Tuesday, June 4, 2013

THE WAY THE WIND BLOWS

     Life goes along easier for us if we can accept the way the wind blows and not get too bent out of shape if our plans are altered and the unpredictable occurs. For every challenge that we face, we have lessons to learn- lessons of adaptability, patience, new and improved coping skills, the things that trigger us, and what we actually require, and actually do not. I believe we are thrown off course for our own good somehow, but it's discombobulating nonetheless.
     If we pay attention, ours is a continuing process of getting to know ourselves. And this is useful information to have, especially if we want to grow up.

I am grateful for whatever happens and trust the way my path unfolds. I am willing to make the best of things.

Monday, June 3, 2013

MILLIE

     My mother-in-law died last Thursday.

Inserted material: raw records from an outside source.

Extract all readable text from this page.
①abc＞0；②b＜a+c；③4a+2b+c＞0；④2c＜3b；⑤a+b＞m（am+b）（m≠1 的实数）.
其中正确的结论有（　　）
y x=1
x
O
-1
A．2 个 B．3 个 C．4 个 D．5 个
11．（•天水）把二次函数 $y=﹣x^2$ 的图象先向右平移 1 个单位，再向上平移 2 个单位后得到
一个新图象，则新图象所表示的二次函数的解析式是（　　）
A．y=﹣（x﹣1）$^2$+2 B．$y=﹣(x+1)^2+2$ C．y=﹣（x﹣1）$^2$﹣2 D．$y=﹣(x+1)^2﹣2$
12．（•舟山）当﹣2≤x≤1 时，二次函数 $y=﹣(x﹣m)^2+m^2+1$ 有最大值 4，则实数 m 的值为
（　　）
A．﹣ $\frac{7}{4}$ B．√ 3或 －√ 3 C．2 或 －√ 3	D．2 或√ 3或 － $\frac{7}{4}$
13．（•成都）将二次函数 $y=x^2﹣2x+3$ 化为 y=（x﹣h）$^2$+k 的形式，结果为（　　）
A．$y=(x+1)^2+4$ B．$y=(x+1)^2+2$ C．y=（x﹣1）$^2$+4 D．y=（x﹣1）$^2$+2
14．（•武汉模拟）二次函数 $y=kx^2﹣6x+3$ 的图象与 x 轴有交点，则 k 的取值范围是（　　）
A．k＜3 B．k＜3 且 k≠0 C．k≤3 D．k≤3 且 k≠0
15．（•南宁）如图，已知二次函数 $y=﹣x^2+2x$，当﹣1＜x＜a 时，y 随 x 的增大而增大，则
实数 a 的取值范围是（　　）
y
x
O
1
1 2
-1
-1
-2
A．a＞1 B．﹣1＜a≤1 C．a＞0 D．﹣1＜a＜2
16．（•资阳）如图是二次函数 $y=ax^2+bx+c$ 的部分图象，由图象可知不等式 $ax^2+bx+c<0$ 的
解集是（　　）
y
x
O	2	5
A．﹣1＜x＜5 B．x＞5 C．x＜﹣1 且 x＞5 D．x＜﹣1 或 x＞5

She was sick and suffering in varying degrees for a number of years, but severely so for the last six weeks- needing bedside care and daughter's advocacy at hospital facilities.
     Towards the end, we knew that she would die, and still the news landed, when it came, like a fall hard to the ground. It felt sudden and shocking and final- the vitality of her no more- her special Millie Herrman way of seeing things. She was the only one on earth who said things exactly the way she said things, and who had her boldness and sense of humor, which we couldn't help but appreciate... right to the end.
     When I pause long enough to consider it, there is a gaping hole where she belongs- my husband's mother, her husband's wife- a sister- a friend. In her honor, let's remember to enjoy the people around us today and particularly the ones we love. We are all here so temporarily really, and our lives are but a flash.

I grieve the loss of those whose company was once familiar and appreciate the people who populate my life today.